My journey this time included another challenge: Find the Benton bluffs — those river bluffs painted by Neosho-born artist Thomas Hart Benton, whose art today can be found from the Missouri Capitol in Jefferson City to the Metropolitan Museum of Art in New York City, from Crystal Bridges Museum of American Art in Bentonville, Arkansas, to the National Gallery of Art in Washington, D.C.

Benton spent a lifetime floating — and painting — Ozark rivers. He first visited the Buffalo in the 1920s, and returned many times over the next half-century. He also lent his name and talent to the fight to protect the river from dams in the 1960s.

'Hog-tied'

At one point during the fight, Benton wrote directly to the U.S. Army Corps of Engineers: "As a lover of the great scenic beauty of the Buffalo River, I would like to add my name to those others which are lined up in protest against plans to put a dam across its waters. ...

"Man, hog-tied as he largely is, with the steel tentacles of an increasingly mechanistic world and with the prospect of being tied ever tighter, needs some areas of escape, of escape to the natural world from which he came. He'll need all the more of these in the future. The Buffalo River provides one of these areas. I say, and I intend it emphatically: Let the river be."

Over the years, Benton painted numerous scenes along the Buffalo. Many are unidentifiable bluffs, but others are known.

Benton sketched a view from the Goat Trail on Big Bluff along the Upper Buffalo, but the upper river was already low when we arrived for our float, so we spent the next four days floating what turned out to be 49 miles down the middle river. That stretch was a Benton favorite.

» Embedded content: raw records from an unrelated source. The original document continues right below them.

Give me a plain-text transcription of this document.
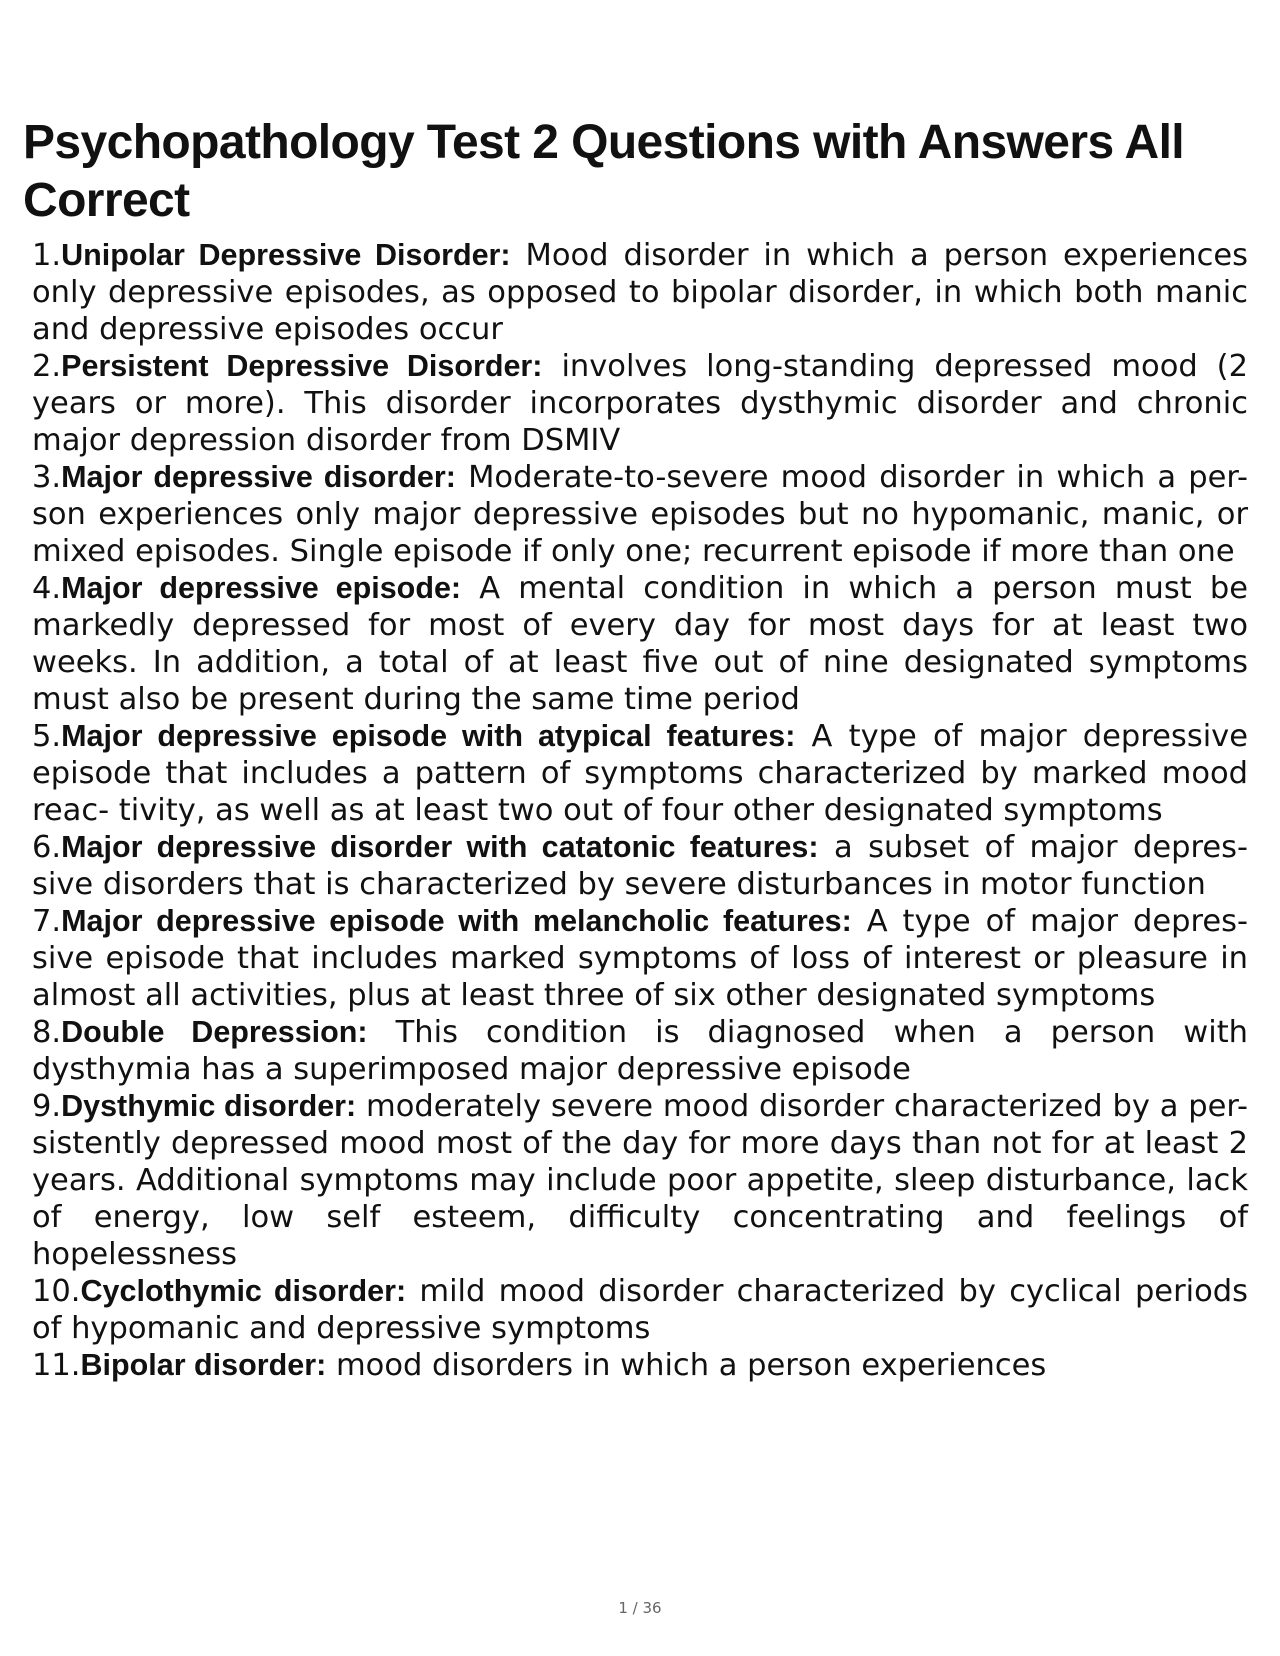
Psychopathology Test 2 Questions with Answers All Correct
1.Unipolar Depressive Disorder: Mood disorder in which a person experiences only depressive episodes, as opposed to bipolar disorder, in which both manic and depressive episodes occur
2.Persistent Depressive Disorder: involves long-standing depressed mood (2 years or more). This disorder incorporates dysthymic disorder and chronic major depression disorder from DSMIV
3.Major depressive disorder: Moderate-to-severe mood disorder in which a per- son experiences only major depressive episodes but no hypomanic, manic, or mixed episodes. Single episode if only one; recurrent episode if more than one
4.Major depressive episode: A mental condition in which a person must be markedly depressed for most of every day for most days for at least two weeks. In addition, a total of at least five out of nine designated symptoms must also be present during the same time period
5.Major depressive episode with atypical features: A type of major depressive episode that includes a pattern of symptoms characterized by marked mood reac- tivity, as well as at least two out of four other designated symptoms
6.Major depressive disorder with catatonic features: a subset of major depres- sive disorders that is characterized by severe disturbances in motor function
7.Major depressive episode with melancholic features: A type of major depres- sive episode that includes marked symptoms of loss of interest or pleasure in almost all activities, plus at least three of six other designated symptoms
8.Double Depression: This condition is diagnosed when a person with dysthymia has a superimposed major depressive episode
9.Dysthymic disorder: moderately severe mood disorder characterized by a per- sistently depressed mood most of the day for more days than not for at least 2 years. Additional symptoms may include poor appetite, sleep disturbance, lack of energy, low self esteem, difficulty concentrating and feelings of hopelessness
10.Cyclothymic disorder: mild mood disorder characterized by cyclical periods of hypomanic and depressive symptoms
11.Bipolar disorder: mood disorders in which a person experiences
1 / 36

"The most beautiful rivers for making drawings and paintings are these rather small ones, with their bluffs in Missouri and Northwest Arkansas, like the Buffalo, which is one of the most beautiful in the United States," Benton has said.

'Dramatic rocks'

The float began at Ozark, and not long after putting in we came upon Welch Bluff, distinguished by a visible geological fault in the face of the bluff, notes Ken Smith, author of "Buffalo River Handbook," a guide to the river. It was Smith's book that made it possible for me to pinpoint Welch and another of the river bluffs Benton painted.

Next up was Benton's painting of the Narrows. The Buffalo eroded one side, and Richland Creek the other, leaving a rock wall that from either side looks like a bluff, but is actually stands up like the fin of a fish. Climb to the top of it and you can see over both the Buffalo and Richland Creek valleys.

Just downstream, Benton also captured Skull Bluff, also known as Bathouse Cave, with openings in the bluff that look like eye sockets.

"I particularly like this section of the Buffalo because these dramatic rocks are isolated. There are just as dramatic rocks in other places, but there are so many of them you can't single it out. This one stands out like a monument," Benton said of Skull Bluff.

It is the background for two of his paintings, one titled "Fishermen's Camp," painted in 1968, that recently sold at auction for $1.38 million; the other is "Fisherman's Camp No. 2," which is in the Whitney Museum of American Art in New York City. It is a slightly different camp scene.

Right after that is a bluff that, according to Smith, is called Benton Bluff, named for the artist, and it is another bluff he says is featured in a Benton painting, although I have been unable to match it up with any of the Benton paintings I have seen.

Our final Benton site on this float was Peter Cave Bluff, another easily recognizable landmark on the middle river just upstream from the Baker Ford access.

You can find Benton's river paintings at many of the nation's museums already mentioned. But go one better. Paddle the Buffalo yourself this year and see the real thing.